While Apatow and the actors, writers, and directors who work in his orbit (jokingly referred to as Apatown) mostly get credited with turning sloppy slacker dudes into Hollywood icons, they actually deserve acknowledgment for something more subtle. From The 40-Year-Old Virgin to Bridesmaids, Apatown has turned out some of the most incisive movies about one of the rawest facts of adult friendships and relationships: People grow at different rates, and when they don't match up, the emotional fallout can be devastating.
Those maturity disparities, especially between friends, have been just as important to the tone and pathos of Apatown movies as romantic conflicts between babes and schlubs. In Anchorman: The Legend of Ron Burgundy, Will Ferrell's pompous news anchor alienates his team when he embraces a female coworker (even if it's only so he can sleep with her). Andy, Steve Carrell's shy, emotionally stunted salesman in The 40-Year-Old Virgin, may live a life essentially defined by his lack of sexual experience. But the men who help him progress towards adulthood are just as damaged: They're insecure cheats or creepy ex-boyfriends who reevaluate their own lives as they help Andy move forward with his.

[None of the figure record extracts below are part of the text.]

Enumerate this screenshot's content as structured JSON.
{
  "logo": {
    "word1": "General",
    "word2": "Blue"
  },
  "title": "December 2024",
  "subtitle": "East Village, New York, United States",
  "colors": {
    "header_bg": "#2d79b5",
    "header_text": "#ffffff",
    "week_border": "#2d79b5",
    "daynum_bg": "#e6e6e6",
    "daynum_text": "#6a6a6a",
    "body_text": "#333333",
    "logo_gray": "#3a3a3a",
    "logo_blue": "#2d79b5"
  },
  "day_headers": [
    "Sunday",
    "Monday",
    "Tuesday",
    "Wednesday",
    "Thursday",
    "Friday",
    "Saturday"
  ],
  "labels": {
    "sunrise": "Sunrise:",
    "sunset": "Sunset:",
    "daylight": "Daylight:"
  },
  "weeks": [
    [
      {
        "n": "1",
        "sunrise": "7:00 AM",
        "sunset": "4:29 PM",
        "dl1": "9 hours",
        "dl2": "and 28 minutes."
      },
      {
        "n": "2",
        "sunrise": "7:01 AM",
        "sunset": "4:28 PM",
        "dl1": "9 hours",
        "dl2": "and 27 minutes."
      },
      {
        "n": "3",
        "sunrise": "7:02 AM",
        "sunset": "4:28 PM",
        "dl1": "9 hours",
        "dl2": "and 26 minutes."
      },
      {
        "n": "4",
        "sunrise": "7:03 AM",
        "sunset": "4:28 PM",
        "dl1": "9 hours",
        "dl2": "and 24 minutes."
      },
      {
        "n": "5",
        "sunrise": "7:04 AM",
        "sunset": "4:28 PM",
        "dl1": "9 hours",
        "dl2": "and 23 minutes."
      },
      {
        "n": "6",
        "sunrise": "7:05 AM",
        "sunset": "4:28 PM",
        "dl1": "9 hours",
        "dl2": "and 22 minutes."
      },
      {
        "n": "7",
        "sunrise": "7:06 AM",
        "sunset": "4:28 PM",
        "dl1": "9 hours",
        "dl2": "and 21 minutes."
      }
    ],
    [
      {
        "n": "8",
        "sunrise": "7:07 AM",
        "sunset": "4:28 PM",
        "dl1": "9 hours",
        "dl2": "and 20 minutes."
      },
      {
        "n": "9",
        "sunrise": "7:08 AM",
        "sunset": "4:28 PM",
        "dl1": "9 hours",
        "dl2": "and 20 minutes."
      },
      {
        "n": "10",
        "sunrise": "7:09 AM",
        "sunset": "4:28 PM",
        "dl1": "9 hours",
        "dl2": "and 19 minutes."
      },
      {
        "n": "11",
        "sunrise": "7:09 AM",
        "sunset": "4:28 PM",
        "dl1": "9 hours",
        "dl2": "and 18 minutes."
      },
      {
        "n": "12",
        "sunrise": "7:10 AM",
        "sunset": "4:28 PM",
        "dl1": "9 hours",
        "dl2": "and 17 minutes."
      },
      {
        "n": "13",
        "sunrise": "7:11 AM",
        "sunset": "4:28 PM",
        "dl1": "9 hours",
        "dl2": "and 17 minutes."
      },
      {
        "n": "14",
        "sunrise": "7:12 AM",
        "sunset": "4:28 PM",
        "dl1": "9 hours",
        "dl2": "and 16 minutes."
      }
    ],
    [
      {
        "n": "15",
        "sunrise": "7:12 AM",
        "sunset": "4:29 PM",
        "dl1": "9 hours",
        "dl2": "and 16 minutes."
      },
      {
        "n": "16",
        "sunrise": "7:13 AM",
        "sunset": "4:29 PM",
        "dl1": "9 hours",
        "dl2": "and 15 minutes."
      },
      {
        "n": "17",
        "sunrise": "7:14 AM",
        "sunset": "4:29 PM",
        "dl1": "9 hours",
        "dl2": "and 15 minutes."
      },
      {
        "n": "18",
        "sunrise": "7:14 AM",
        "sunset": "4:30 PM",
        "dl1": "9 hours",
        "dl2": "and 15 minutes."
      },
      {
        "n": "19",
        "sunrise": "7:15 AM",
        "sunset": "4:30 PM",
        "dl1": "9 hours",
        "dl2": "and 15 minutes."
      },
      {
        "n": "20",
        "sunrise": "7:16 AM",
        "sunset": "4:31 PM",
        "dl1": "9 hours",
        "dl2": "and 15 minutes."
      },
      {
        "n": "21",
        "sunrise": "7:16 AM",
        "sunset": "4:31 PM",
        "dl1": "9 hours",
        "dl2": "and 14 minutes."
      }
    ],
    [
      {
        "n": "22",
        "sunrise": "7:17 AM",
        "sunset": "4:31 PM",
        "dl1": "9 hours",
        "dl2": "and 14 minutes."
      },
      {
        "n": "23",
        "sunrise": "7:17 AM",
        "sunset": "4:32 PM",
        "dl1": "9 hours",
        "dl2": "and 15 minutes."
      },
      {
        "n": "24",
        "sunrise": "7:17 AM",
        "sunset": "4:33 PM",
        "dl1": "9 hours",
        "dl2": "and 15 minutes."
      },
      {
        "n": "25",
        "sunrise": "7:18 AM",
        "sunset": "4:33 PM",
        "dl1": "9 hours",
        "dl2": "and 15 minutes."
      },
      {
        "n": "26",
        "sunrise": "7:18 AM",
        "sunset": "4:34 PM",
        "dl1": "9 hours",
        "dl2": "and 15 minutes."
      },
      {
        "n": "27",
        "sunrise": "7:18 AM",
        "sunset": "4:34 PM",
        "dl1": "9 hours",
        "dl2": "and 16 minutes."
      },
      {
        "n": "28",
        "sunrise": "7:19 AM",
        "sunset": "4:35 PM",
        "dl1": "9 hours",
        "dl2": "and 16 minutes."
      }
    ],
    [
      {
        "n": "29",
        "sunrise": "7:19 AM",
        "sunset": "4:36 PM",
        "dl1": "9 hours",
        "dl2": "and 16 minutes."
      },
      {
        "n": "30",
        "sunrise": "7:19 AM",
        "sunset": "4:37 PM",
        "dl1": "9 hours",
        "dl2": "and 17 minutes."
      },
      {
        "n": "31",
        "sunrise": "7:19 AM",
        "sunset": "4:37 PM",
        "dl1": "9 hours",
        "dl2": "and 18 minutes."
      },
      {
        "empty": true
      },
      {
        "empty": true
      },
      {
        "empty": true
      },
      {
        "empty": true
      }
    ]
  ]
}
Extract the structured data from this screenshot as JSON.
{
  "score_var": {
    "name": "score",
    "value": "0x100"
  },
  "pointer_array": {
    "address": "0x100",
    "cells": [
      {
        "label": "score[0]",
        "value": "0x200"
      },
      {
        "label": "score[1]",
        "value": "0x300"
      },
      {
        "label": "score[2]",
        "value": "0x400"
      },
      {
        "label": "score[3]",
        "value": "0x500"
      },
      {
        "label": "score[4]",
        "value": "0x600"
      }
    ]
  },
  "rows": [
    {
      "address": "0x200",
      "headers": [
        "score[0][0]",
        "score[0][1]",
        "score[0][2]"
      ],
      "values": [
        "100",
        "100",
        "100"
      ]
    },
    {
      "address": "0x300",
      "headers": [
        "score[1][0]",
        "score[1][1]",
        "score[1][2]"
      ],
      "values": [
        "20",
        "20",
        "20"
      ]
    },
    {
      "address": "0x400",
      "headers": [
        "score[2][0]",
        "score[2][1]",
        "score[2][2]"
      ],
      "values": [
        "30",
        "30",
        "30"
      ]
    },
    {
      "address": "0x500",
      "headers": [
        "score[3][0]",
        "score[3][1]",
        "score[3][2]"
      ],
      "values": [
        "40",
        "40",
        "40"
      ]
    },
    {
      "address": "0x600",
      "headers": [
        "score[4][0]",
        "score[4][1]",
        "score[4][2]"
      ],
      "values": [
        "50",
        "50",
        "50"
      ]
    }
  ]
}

And in Knocked Up, Paul Rudd's married-guy Pete may want to hang out with Seth Rogen's slacker baby-daddy Ben, but ultimately, Ben's struggles to figure out how to be a responsible adult force Pete to confront his failures as a father and a husband. One of the saddest scenes in the movie is not between the two young parents-to-be, but the moment when Ben tells Pete how his parenting mistakes have made it harder for him to establish a family of his own:
Superbad is the first movie in the larger Apatow universe to put friendship, rather than a romantic or sexual relationship, at the center of the movie, and the emotions between Michael Cera and Jonah Hill's graduating high school seniors are so intense and painful that it's no wonder that some critics insisted that the real romance was between the two boys rather than the objects of their affections.
What makes Bridesmaids so refreshing is not just that it's the first Apatown movie where women fill up the screen almost to the exclusion of men. It's also that it's the first Apatown movie where the emotional disparities between the main characters come out of genuine and well-developed failures on both sides, rather than laziness or under-explored insecurity. Kristin Wiig's Annie has been through a series of crushing disappointments as the movie begins: The bakery she always dreamed of running has gone under in the recession, its windows papered over, and its sign vanishing letter by letter. Her relationship has been a casualty of the business's failure, and that double failure has crushed her spirit, leaving her rooming with a pair of spectacularly bizarre British twins and failing at selling jewelry to people whose happiness she finds almost unendurable.